Having focused on long distance triathlon in recent years, Brownlee, who won Olympic gold in 2012 and 2016, had a late change of heart and tried to meet the qualification standard to be part of the Great Britain team this summer in Japan.
It was too little, too late, however, as injury hampered the number of races he needed to win for a British triathlon slot, with his final race, in his home city of Leeds earlier this month, ending in disappointing fashion, as he was disqualified for “ducking” a rival during the swimming leg.
“It was harsh, that stuff happens all the time,” Brownlee, 33, told Reuters in an interview. “It is dirty water, you have no idea who the people are around you, and I certainly didn’t.
“I think if I had a good result I would have appealed it. That being said, in a way, I am relieved it is all over. That is me done with Olympic distance triathlon. I always knew I was pushing my luck to qualify for Tokyo. In the past three months I questioned why I had done this, but that is why the Olympics is special.”
Having conquered Olympic distance triathlon – a 1500 metre swim, 40 kilometre bike ride and a 10k run – an altogether more mindboggling challenge will again retain his focus: “SUB7”.
Next spring, Brownlee’s goal is to become the first person to complete an Ironman race – a 3.9 kilometre open water swim, a 180km cycle followed by a full marathon – in under seven hours, hence the name, requiring him to break the record by more than 51 minutes.
Everyone, including brother and fellow Olympic medal-winning triathlete Jonny Brownlee, who is heading for Tokyo this summer, has questioned his sanity.
“SUB7 is a mad idea, but it was my idea so only got myself to blame,” Brownlee said. “Jonny thinks it is a mad idea. But he would say that. He is not going to say ‘Oh, that is a great idea Alistair, I wish I had it’.”
Training for such a monumental feat would be all-encompassing for most, but Brownlee is wired differently, with a move into sport politics also now on the agenda.
“I am lucky to be able to go to Tokyo this summer still,” Brownlee added. “I am in the election for the IOC (International Olympic Committee) Athletes’ Commission. It is an athletes’ vote in Tokyo.
“Every single athlete, from every country, gets to vote. Every country puts one candidate forward, and I am the British candidate, getting across athletes’ views to the very top of the IOC.

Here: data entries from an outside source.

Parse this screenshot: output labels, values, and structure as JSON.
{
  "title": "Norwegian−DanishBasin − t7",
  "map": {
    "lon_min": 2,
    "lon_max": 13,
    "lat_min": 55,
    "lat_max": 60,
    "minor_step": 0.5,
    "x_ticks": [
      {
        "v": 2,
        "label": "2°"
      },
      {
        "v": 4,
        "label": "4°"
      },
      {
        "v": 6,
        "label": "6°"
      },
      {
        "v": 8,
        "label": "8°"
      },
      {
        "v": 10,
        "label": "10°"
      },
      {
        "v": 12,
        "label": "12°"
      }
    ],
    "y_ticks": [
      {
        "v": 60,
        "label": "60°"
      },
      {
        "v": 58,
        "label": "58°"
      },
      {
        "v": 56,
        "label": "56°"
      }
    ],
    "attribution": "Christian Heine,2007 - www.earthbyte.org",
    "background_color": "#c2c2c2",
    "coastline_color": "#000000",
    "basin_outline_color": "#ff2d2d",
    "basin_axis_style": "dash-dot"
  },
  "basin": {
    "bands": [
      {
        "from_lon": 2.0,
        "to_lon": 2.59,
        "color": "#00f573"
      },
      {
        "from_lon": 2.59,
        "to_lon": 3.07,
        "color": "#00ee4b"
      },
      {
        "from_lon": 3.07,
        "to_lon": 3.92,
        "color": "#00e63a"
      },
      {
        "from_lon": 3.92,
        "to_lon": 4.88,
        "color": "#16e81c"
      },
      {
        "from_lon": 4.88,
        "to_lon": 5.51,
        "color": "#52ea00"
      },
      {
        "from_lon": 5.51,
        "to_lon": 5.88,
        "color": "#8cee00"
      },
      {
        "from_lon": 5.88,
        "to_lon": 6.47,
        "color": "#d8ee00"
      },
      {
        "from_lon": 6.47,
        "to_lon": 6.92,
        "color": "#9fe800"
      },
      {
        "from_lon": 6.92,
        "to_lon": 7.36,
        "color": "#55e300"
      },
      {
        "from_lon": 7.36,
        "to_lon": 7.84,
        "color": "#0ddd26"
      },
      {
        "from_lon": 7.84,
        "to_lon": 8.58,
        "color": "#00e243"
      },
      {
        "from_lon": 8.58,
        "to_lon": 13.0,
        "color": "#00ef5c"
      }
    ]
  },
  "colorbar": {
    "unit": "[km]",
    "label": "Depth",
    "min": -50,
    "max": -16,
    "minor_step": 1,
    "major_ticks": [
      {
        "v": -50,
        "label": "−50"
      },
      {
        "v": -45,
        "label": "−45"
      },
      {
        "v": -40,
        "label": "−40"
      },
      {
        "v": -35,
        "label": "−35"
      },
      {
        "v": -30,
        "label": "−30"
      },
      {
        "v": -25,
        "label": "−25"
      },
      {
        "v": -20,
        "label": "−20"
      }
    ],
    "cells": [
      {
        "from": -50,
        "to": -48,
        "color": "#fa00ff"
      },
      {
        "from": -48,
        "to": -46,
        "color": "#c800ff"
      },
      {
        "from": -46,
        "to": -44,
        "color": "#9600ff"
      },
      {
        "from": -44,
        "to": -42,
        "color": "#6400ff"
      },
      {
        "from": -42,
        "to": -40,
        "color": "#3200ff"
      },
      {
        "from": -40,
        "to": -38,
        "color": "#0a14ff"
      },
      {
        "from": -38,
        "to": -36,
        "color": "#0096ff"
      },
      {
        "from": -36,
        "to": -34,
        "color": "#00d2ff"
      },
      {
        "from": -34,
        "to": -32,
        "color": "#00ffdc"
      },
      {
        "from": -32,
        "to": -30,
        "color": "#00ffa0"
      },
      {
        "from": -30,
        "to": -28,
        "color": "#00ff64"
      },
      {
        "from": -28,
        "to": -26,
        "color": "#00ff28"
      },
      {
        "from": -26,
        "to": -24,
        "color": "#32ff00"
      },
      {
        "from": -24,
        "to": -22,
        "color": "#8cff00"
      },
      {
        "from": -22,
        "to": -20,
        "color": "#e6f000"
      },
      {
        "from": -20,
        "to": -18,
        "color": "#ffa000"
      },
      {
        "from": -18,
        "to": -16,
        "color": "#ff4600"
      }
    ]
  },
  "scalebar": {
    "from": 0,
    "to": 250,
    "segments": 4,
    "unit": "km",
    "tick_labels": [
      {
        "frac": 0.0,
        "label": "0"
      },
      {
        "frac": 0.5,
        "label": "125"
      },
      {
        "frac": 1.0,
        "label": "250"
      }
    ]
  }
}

“Traditionally, you are hanging around in the Olympic Village canvassing for votes, but that is difficult in COVID times. It is now about talking to the right people and getting across what I believe in.”
Also a member of the 2022 Commonwealth Games’ organising committee, to be held in the English city of Birmingham, Brownlee is undertaking more and more such roles as his future away from competing in sport comes to the fore.

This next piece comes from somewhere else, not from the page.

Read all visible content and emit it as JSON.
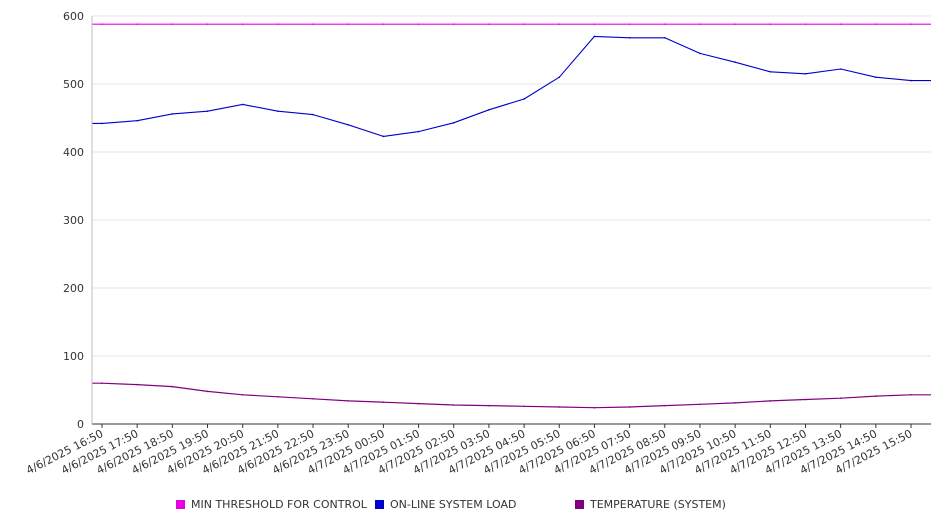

Retirement means relaxation for the majority. Brownlee, however, tends to go against convention. When his time comes, and the longer-distance itch has been scratched, there is much he can do behind the scenes to make a difference, all while filling his extra free time in unusual ways.
“I think I have a lot to offer, not just in sport,” Brownlee added. “It would be an honour to represent Olympic athletes. I am passionate about the power of the Olympics. The 12-year-old me watching Sydney (in 2000) is why I did triathlon. I am just passionate about doing what I can to keeping the Olympic movement as relevant as ever.
“Retirement is inevitable but hard when you love competing. Roger Federer got asked why he is still playing tennis and he just said ‘Why can’t I do this sport that I love?’ and that is what it comes down to. I will focus on my longer distance stuff for a while yet.
“When I do retire, I would also have time to do the more crazy endurance events, like climbing mountains, Ultra-Trail du Mont-Blanc or mad gravel races. My friends always joke about how long my retirement list is. These events are pretty relaxed compared to what I am used to.”